AveXis Inc (NASDAQ:AVXS) just announced that it has secured a favorable trial design for its ongoing investigation of its lead asset, AVXS-101, in its investigation into spinal muscular atrophy (SMA) Type 1. The announcement came following the receipt of minutes from an FDA meeting concerning the drug, and the trial, and markets have interpreted (and on the surface, quite rightly) the news as positive for the company.
AveXis is more than 26% up on its pre-announcement market capitalization, and mid session on Thursday the company looks set to gain strength further as late comers buy in and pick up an exposure to the planned trial.
As ever, our take isn’t as clear cut as the market response might suggest it should be. We recognize the benefit of the agreed design, but there are a couple of things worth noting that should at least serve to rein in some of the enthusiasm.
First, a brief look at the drug in question. As mentioned, it’s called AVXS-101, and it’s targeting SMA. When patients have SMA, the malfunctioning of a gene called SMN1 leads to the loss of motor neurons and results in progressive muscle weakness and paralysis. The disease is divided into subsets depending on severity and onset – SMA1, 2, 3 and 4. Type 1, which the company is going after, affects 60% of SMA patients that have symptoms observable within the first six months after birth, and a child with onset this early has less than two years’ life expectancy. It’s the number one genetic cause of infant death. Put another way, it’s a potentially large market, targeting a terrible condition with no currently available option.

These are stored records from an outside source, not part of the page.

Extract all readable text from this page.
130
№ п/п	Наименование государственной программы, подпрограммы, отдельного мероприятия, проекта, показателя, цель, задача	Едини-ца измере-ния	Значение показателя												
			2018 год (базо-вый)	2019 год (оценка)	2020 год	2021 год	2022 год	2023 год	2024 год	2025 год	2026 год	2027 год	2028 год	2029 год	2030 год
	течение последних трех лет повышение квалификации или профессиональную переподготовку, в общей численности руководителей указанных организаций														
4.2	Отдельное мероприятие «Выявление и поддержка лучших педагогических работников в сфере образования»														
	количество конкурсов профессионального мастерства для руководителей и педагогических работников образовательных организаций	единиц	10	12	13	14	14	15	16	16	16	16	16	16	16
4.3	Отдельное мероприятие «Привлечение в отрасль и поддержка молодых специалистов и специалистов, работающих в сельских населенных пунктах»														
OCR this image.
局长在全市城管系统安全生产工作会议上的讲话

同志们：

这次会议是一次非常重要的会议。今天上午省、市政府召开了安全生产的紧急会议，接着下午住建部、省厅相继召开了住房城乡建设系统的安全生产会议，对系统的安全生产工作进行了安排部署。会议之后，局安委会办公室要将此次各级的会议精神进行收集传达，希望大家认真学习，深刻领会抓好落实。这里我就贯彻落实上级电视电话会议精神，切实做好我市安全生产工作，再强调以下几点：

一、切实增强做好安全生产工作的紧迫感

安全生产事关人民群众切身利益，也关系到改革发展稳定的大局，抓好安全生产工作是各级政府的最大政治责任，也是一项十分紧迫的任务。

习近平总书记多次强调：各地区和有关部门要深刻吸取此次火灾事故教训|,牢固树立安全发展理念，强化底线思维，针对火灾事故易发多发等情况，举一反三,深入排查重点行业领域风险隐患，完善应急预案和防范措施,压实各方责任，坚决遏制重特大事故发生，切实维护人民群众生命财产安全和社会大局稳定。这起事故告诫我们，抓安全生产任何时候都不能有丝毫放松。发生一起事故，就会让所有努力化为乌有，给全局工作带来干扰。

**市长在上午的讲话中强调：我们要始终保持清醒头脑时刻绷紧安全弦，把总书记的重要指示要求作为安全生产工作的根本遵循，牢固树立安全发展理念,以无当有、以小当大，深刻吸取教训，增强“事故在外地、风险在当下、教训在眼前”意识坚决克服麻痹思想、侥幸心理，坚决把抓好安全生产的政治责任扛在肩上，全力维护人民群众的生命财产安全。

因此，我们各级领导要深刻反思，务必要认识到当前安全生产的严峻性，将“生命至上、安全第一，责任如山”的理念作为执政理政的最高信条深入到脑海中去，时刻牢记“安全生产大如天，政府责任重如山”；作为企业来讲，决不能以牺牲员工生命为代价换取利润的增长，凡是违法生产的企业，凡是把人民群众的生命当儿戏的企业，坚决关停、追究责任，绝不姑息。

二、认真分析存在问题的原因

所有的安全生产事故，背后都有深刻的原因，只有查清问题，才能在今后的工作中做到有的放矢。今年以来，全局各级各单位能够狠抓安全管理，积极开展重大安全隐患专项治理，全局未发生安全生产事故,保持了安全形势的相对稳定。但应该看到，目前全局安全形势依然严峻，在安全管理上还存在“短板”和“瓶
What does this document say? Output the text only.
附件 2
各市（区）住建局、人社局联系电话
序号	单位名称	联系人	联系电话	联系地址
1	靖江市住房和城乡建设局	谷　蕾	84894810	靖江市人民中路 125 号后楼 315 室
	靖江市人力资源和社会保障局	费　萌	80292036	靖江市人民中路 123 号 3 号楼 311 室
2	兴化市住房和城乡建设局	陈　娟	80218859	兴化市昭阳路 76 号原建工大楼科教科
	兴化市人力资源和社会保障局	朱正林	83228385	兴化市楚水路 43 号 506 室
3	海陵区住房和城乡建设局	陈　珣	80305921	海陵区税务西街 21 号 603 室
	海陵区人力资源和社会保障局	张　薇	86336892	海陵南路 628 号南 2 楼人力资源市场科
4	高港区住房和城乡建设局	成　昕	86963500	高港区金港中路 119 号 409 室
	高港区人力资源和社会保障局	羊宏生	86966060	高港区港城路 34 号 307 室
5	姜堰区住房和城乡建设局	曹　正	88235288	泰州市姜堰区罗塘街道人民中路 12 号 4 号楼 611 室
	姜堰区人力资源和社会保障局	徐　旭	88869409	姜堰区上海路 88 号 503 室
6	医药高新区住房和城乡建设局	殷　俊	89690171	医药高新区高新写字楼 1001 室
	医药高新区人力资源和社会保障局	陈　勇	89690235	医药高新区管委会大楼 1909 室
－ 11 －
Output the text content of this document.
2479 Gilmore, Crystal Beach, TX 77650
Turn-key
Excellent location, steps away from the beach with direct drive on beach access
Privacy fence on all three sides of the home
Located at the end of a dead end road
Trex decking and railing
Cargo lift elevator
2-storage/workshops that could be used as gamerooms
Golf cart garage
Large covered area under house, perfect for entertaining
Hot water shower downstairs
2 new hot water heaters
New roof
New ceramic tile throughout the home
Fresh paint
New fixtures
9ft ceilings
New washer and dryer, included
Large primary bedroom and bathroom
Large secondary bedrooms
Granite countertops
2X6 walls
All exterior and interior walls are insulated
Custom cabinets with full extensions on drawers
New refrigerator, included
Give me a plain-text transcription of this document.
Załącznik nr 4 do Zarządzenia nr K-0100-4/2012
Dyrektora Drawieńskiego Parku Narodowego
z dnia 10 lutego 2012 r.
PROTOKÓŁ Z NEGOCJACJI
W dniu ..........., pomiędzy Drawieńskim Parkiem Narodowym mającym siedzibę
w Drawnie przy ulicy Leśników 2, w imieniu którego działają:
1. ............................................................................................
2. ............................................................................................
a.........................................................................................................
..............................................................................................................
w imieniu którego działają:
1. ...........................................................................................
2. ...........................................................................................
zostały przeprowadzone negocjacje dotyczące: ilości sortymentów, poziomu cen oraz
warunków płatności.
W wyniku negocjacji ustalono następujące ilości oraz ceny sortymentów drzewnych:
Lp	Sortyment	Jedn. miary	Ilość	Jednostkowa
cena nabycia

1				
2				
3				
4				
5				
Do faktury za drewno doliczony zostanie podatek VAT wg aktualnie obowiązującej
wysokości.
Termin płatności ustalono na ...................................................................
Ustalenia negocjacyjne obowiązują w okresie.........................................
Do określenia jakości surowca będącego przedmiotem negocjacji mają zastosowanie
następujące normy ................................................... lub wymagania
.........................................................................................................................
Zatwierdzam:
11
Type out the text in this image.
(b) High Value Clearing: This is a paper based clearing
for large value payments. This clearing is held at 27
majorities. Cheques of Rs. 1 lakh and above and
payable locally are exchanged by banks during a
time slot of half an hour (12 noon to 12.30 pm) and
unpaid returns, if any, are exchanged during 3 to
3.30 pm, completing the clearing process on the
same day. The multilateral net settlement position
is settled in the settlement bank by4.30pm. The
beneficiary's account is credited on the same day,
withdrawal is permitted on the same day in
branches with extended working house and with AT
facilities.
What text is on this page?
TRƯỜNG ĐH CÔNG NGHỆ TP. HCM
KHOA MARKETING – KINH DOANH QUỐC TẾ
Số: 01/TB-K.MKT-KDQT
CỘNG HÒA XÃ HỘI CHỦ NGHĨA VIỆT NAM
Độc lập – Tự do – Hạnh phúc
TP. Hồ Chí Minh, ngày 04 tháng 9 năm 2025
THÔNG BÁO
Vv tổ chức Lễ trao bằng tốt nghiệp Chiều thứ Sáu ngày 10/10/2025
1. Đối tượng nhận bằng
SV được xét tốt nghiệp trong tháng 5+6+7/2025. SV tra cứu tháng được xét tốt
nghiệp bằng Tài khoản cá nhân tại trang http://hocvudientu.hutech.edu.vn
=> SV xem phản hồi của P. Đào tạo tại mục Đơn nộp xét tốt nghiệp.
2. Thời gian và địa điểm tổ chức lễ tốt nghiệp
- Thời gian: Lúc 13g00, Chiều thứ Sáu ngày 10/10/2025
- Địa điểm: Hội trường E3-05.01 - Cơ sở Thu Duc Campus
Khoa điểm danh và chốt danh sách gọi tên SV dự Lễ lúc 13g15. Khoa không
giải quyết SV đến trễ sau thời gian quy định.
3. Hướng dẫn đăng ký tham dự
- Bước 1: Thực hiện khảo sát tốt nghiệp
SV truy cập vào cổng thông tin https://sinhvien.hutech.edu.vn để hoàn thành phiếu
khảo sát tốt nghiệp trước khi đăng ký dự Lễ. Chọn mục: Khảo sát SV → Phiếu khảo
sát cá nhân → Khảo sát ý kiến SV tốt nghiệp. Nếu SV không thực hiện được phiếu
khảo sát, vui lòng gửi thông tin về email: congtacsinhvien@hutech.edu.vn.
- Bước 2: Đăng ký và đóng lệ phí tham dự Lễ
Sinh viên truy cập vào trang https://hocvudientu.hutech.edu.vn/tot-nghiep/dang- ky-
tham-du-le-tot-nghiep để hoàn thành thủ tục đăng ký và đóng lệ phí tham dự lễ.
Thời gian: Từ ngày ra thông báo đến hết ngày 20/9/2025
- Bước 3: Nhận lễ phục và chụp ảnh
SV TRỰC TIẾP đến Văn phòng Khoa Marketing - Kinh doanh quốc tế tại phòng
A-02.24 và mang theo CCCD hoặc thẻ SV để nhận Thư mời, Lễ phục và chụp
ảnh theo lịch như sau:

AVXS-101 is a gene therapy treatment that aims to deliver a functional version of the SMN1 gene into the motor neurons of the patient. This, in turn, is designed to stimulate functioning versions of the otherwise deficient protein that actually causes the neuron loss, and – by proxy – treat the patient.
That’s the theory, at least.
This candidate is still in very early stages of development – it’s about to enter a phase I trial, and it’s this trial on which the company is gaining strength.
So what specifically about the design is boosting the company?
As an outcome of the meeting with the FDA, the agency has suggested AveXis can collect the data it needs to support advancing development by way of a single arm trial. This basically means that every patient in the trial will get the drug, and none will receive placebo. In turn, the company can compare its data to historic data to determine performance against endpoints.
Now, here’s our issue with the seemingly overenthusiastic response:
We could have told you this was going to happen months ago.
What health authority, in any nation, would demand a company test a drug against a placebo arm of patients that have no alternative, are less than 6 months old, and won’t live past two years if they don’t receive the drug?
We’d have been amazed if the FDA had recommended a control arm.
But that’s not all. The fact that there’s no control doesn’t really weigh in on the drug’s chances. This is a disease with a very clear cut outcome, and no alternative treatments. The chances of a control arm performing any other way than historic expectations might suggest are incredibly slim.
Finally, our third gripe – this is a phase I safety trial. Sure, the company will probably set up a couple of secondaries looking at efficacy, but it’s safety that will determine whether or not this drug advances and (and we’re going to be blunt here) unless it starts killing babies then the safety profile versus non-treatment should come out on top.
Nevertheless, markets have viewed the agency’s input as very positive, and the company is up as a result.
We expect some degree of pullback across the coming quarters heading into the trial, as markets get a hold of themselves a little bit and think things over.
Trial commencing is set for some time during the first half of 2017.